Cedo nos apercebemos de que determinados apoios que prestávamos não surtiam o mesmo tipo de efeitos no estreitar das relações, indo, assim, ao encontro daquilo que Mauss (1988 [1950]) referia relativamente ao valor da coisa dada a partir da qual se estabelece a relação. A reciprocidade, ou seja, o modo de trocar bens e serviços de forma aparentemente desinteressada parecia, sobretudo, acontecer quando colocávamos o nosso carro à disposição para deslocações várias ou quando intercedíamos por eles junto de algumas entidades. Fornecer roupa, calçado, alimentação, televisões, leitores de DVD ou CD, telemóveis e rádios que recolhíamos junto dos nossos conhecidos e que desde as primeiras deslocações marcavam

as nossas entradas nos “acampamentos”, não produzia o mesmo efeito, pois tratava-se de ofertas a que estavam mais acostumados. Uma passagem do meu diário de campo, passados quatro meses de trabalho de terreno, evidenciava esta constatação:

“Leila parece ter começado a ganhar mais à vontade para falar comigo, percebendo que as histórias que me interessam são sobre a sua trajectória de vida. Não sei se terá sido o facto de me ter oferecido para a levar a S. João do Estoril no dia de Todos os Santos e ao Bombarral para tratar de uns assuntos com a filha que lá vive que lhe fez perceber que eu poderia ser uma “aliada” nas suas deslocações ou se simplesmente começou a ganhar confiança. Era bom, mas tenho dúvidas. De qualquer maneira conseguimos começar a escrever notas no bloco sem que levantasse suspeitas, embora Leila quisesse que eu olhasse para ela enquanto falava.” (Diário de Campo, 8.11.2006)

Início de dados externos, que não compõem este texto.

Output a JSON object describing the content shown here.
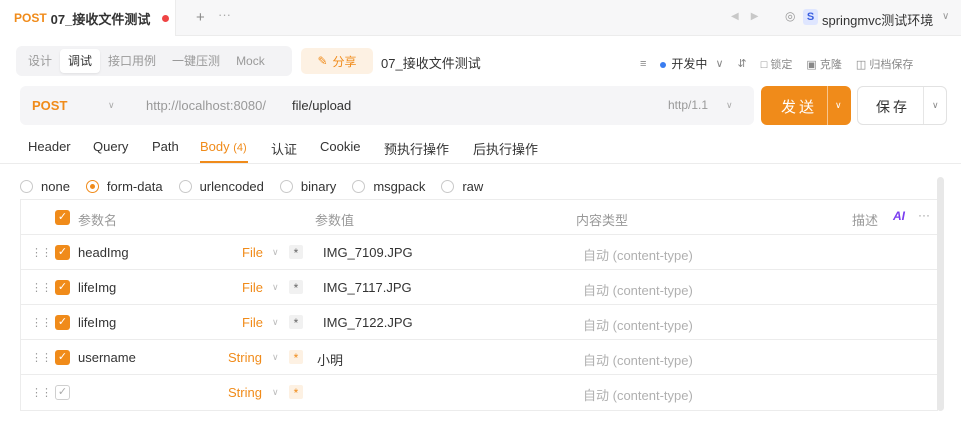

A relação de reciprocidade no processo de investigação parecia ser assumida tanto pelos ciganos como pelos investigadores, pois sempre que íamos ao encontro das suas expectativas face à mais-valia da nossa presença, era notório como nos procuravam compensar fosse através de bens materiais126 ou através da manifestação de maior disponibilidade, abertura e

sinceridade em relatarem acontecimentos da história familiar ou pessoal.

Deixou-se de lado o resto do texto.